Define Cost Boundaries Before Launch

Before launching an AI feature, teams often focus on quality, latency, and reliability. Cost boundaries are easier to overlook until real users reveal long prompts, long outputs, retries, expensive fallback models, or missing logs.

Use this checklist before sending production traffic to an AI API.

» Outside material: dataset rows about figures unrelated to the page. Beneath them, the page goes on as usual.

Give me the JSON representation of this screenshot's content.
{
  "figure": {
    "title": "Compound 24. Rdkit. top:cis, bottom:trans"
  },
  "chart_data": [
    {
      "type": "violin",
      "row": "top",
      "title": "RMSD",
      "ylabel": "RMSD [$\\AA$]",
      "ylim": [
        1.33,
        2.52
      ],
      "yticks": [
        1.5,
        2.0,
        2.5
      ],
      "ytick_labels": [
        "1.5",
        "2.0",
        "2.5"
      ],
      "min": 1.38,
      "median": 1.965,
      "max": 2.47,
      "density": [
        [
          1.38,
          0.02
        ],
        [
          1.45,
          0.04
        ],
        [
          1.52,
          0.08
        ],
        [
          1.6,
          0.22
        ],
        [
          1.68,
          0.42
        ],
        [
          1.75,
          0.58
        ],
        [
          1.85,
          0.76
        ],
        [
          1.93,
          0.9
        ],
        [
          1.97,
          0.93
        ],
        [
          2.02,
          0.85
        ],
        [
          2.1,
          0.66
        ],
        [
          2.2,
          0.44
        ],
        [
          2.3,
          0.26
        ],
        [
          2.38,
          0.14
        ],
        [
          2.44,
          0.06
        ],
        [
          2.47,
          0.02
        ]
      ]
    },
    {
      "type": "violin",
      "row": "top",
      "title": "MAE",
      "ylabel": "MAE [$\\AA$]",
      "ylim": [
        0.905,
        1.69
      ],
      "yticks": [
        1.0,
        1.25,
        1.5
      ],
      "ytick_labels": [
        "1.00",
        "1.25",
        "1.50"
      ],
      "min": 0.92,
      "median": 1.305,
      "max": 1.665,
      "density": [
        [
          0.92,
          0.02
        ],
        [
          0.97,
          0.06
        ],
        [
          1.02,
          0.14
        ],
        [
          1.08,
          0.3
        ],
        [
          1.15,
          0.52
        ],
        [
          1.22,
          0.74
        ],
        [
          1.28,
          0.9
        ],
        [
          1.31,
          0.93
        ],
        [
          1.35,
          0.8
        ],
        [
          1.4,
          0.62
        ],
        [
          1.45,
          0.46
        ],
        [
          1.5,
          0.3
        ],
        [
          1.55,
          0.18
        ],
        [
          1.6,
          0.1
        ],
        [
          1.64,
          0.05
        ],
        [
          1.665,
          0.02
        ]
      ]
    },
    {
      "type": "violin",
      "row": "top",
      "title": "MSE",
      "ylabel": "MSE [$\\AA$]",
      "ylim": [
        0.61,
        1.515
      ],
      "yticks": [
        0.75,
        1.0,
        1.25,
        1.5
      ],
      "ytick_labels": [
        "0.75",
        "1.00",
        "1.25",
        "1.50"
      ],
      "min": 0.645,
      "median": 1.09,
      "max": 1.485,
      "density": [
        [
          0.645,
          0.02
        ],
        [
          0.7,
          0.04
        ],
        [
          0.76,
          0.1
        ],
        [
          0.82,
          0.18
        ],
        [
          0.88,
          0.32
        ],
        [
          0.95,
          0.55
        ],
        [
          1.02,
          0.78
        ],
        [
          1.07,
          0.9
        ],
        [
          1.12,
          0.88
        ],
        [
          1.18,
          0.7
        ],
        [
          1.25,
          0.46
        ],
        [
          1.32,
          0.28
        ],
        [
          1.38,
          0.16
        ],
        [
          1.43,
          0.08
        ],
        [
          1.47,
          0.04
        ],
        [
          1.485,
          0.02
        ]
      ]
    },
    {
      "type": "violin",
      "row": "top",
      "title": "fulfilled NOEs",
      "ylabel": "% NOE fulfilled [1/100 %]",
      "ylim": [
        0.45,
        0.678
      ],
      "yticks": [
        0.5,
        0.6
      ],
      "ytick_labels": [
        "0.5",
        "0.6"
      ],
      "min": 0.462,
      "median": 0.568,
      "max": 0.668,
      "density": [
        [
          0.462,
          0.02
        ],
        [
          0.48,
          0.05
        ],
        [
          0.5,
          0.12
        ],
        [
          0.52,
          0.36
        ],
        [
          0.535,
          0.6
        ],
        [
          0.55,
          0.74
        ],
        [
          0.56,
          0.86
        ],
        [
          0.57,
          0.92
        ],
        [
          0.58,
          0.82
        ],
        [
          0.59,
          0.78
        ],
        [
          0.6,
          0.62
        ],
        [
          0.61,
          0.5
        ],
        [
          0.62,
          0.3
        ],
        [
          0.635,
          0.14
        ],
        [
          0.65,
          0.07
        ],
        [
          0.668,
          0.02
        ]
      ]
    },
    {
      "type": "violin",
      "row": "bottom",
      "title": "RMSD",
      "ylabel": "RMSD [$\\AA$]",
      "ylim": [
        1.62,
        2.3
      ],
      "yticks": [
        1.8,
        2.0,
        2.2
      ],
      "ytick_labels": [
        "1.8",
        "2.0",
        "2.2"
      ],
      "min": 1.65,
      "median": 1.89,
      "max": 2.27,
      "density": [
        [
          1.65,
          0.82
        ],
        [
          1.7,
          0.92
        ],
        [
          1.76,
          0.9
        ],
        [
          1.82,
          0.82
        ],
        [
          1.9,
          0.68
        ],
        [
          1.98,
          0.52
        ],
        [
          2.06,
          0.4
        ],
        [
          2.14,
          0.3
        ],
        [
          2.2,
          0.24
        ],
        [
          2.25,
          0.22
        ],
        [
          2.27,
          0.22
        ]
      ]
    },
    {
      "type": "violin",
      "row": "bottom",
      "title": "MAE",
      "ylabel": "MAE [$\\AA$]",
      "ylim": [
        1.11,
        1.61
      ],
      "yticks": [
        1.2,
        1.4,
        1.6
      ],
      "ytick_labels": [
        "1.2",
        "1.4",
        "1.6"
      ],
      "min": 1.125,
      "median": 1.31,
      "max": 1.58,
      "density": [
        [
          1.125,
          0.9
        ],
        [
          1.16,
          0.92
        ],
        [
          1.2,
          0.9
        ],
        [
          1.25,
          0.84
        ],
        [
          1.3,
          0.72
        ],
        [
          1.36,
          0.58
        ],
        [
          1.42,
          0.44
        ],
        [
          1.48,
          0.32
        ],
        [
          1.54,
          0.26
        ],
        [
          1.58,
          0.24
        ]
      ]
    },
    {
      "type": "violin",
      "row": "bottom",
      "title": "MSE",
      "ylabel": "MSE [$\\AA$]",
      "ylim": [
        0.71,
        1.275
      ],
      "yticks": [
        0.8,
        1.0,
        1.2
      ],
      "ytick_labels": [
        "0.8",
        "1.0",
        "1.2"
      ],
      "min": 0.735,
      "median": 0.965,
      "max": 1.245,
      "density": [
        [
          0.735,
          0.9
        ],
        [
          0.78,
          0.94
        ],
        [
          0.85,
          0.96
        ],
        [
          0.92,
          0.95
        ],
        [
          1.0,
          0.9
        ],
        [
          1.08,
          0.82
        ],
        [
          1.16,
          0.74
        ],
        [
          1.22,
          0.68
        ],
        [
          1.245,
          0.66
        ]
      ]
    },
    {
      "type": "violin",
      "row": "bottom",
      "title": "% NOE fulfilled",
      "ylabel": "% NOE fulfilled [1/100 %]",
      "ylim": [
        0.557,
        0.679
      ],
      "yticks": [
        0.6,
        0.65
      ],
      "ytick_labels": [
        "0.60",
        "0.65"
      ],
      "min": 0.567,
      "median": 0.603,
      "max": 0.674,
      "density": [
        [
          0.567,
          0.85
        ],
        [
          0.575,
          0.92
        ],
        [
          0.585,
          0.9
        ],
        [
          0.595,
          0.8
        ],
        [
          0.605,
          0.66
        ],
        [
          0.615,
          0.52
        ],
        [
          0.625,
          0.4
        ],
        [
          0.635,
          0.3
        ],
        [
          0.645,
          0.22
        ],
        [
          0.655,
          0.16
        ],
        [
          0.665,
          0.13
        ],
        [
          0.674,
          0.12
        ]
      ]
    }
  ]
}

1. Is Model Choice Tiered?

Do not send every request to the strongest model by default. Confirm:

  • default low-cost model
  • stronger model for complex tasks
  • fallback behavior
  • whether fallback routes to a more expensive model
  • background batch jobs separated from user-facing requests

Check the model pricing table first, then read Reasoning Models vs Text Models and how to choose a low-cost AI model before deciding which tasks need a stronger model.

2. Is Token Budget Based on Real Samples?

A budget should not rely only on theoretical prompt length. Sample real requests and record:

  • average input tokens
  • P90 input tokens
  • average output tokens
  • P90 output tokens
  • accumulated length in multi-turn conversations

If you do not have samples yet, use conservative assumptions and calculate multiple scenarios in the text model calculator. For a spreadsheet-like record of assumptions, use the AI app token budget template.

3. Has Cache Hit Rate Been Verified?

If your budget depends on prompt caching, confirm that the cache structure is stable. Check:

  • fixed prompts are truly fixed
  • dynamic variables do not break the cache prefix
  • tool descriptions are suitable for caching
  • real hit rate is logged

Do not place an unverified 80% hit rate into the official budget.

4. Are Retries Capped?

Retries improve reliability, but they also multiply cost. Confirm:

  • SDK automatic retry count
  • queue retry count
  • whether timeouts rerun the full request
  • whether page refreshes submit duplicate requests
  • idempotency or deduplication strategy

For long-output tasks, one failed retry may mean paying for the whole output again.

5. Are Logs Good Enough for Billing Review?

At minimum, log these fields:

FieldWhy It Matters
modelconfirms the expected model was used
input tokensexplains input cost
output tokensexplains output cost
cache hit tokensmeasures cache savings
request iddetects duplicate calls
feature nameseparates cost by product area

Without these fields, billing surprises are hard to explain.

6. Are Billing Alerts Set?

Set daily, monthly, or growth-rate alerts before launch. Use baseline, growth, and stress budgets instead of one end-of-month threshold.

7. Is There a Fallback Plan?

If cost exceeds expectations, know what to do:

  • temporarily switch to a lower-cost model
  • limit maximum output length
  • reduce retry count
  • pause non-core batch jobs
  • add quota limits to high-cost features

Prepare the fallback before the bill spikes, not after.

Summary

A pre-launch AI cost checklist should cover model tiers, token budget, cache hit rate, retries, logs, alerts, and fallback plans. When these boundaries are clear, a team can launch with more confidence and diagnose cost changes quickly after real traffic arrives.